Spółdzielnie wykorzystują w takich sytuacjach przepisy ustawy o ewidencji ludności, zgodnie z którymi osoba, która przebywa w określonej miejscowości pod tym samym adresem dłużej niż trzy doby, jest obowiązana zameldować się na pobyt stały lub czasowy najpóźniej przed upływem czwartej doby, licząc od dnia przybycia. Jest to tzw. obowiązek meldunkowy. Z kolei zgodnie z art. 147 par. 1 kodeksu wykroczeń kto nie dopełnia ciążącego na nim obowiązku meldunkowego, podlega karze ograniczenia wolności, grzywny albo karze nagany. Dlatego chociaż straż miejska (do takich interwencji nie może być wzywana od 1 stycznia 2010 r. policja) nie jest jednostką powołaną do tego, aby weryfikować liczbę mieszkańców lokalu, to faktycznie musi to robić.
– Aby wezwać strażników, trzeba odwołać się do jakiegoś naruszenia. W tym przypadku byłoby to niewykonywanie obowiązku meldunkowego – tłumaczy Piotr Schramm, adwokat i partner kancelarii Gessel. W żadnym przypadku prawa do wejścia do lokalu i policzenia jego mieszkańców nie mają jednak pracownicy spółdzielni.
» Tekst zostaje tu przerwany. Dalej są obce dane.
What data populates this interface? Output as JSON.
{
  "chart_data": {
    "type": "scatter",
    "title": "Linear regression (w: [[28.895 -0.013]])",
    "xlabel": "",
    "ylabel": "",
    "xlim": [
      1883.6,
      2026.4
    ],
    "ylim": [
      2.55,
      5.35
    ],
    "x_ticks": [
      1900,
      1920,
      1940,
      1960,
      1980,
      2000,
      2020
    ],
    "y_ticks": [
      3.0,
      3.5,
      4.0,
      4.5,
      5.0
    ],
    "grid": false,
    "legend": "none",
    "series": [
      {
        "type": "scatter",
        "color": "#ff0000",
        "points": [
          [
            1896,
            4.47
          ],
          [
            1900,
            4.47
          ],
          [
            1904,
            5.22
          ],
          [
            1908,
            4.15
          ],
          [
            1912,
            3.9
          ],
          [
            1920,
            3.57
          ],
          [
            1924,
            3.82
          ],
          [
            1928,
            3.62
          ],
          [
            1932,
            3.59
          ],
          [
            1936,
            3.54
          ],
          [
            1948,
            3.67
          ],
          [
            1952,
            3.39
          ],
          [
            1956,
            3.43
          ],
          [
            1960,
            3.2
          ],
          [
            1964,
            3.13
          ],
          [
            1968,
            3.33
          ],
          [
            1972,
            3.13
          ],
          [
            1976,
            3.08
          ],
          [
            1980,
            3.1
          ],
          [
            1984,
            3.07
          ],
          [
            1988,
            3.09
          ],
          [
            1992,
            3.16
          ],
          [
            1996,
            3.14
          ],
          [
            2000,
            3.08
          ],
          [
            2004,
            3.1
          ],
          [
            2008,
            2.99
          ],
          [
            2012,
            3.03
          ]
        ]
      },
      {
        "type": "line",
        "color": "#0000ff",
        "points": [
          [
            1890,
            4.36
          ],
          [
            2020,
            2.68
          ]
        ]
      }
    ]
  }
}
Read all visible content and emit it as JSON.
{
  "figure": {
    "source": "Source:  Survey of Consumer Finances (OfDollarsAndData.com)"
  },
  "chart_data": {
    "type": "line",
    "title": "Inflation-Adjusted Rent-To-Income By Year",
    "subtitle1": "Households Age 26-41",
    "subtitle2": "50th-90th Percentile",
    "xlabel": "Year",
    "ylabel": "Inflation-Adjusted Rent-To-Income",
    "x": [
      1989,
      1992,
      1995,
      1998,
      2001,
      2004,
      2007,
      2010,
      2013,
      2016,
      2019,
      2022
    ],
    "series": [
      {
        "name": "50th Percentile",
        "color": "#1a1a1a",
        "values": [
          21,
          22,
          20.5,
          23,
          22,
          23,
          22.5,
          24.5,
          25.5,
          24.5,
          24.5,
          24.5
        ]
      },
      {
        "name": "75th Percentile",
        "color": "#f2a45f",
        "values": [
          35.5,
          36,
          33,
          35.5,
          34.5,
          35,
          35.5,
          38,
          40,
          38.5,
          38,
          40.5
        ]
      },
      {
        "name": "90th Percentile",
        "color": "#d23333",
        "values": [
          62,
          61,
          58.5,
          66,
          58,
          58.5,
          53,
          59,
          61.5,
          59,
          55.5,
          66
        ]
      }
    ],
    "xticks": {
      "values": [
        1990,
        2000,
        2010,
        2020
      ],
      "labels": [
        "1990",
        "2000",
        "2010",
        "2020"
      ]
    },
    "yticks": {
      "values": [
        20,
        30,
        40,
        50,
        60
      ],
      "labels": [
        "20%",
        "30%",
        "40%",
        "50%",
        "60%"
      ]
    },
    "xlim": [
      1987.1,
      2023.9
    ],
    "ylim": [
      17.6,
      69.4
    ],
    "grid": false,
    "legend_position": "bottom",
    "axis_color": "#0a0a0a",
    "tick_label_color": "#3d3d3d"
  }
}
Zdecydowanie mniej rygorystyczne rozwiązania przyjęły inne spółdzielnie.
– W takich sytuacjach zwracamy się z wnioskiem do urzędu gminy z prośbą o ujawnienie, ile osób jest zameldowanych. Jeśli nasze podejrzenia się nie potwierdzą, możemy przeprowadzać wywiad środowiskowy wśród sąsiadów. Ten sposób nie daje jednak takich efektów jak formalne sprawdzenie meldunku – podkreśla Mieczysław Majsner, prezes Leszczeńskiej SM.
Pozwem w podwyżkę
Złożenie zgodnego z prawdą oświadczenia co do liczby osób zamieszkujących w lokalu jest podstawowym obowiązkiem członka spółdzielni. Jeżeli jej władze udowodnią, że zgłoszenie było nieprawdziwe, mają możliwość podwyższenia opłat mieszkaniowych.
– W takich sytuacjach wysyłamy pismo z informacją o zmianie opłat od momentu powzięcia informacji. Wszystko odbywa się w procedurze właściwej dla zwyczajowych podwyżek – podkreśla Mieczysław Majsner.
O zmianie wysokości opłat na pokrycie kosztów niezależnych od spółdzielni, w szczególności energii, gazu, wody oraz odbioru ścieków, odpadów i nieczystości ciekłych, spółdzielnia jest obowiązana zawiadomić mieszkańca co najmniej na 14 dni przed upływem terminu do wnoszenia opłat, ale nie później niż ostatniego dnia miesiąca poprzedzającego ten termin. Podwyżka wymaga uzasadnienia na piśmie, a gdy zażąda tego mieszkaniec, także dokładnej kalkulacji wysokości opłat. Po otrzymaniu takiego pisma spółdzielca może kwestionować zasadność zmiany wysokości opłat bezpośrednio na drodze sądowej. Ustawa o spółdzielniach mieszkaniowych dodatkowo przewiduje, że to na zarządzie spółdzielni będzie spoczywał obowiązek udowodnienia zasadności podwyżki.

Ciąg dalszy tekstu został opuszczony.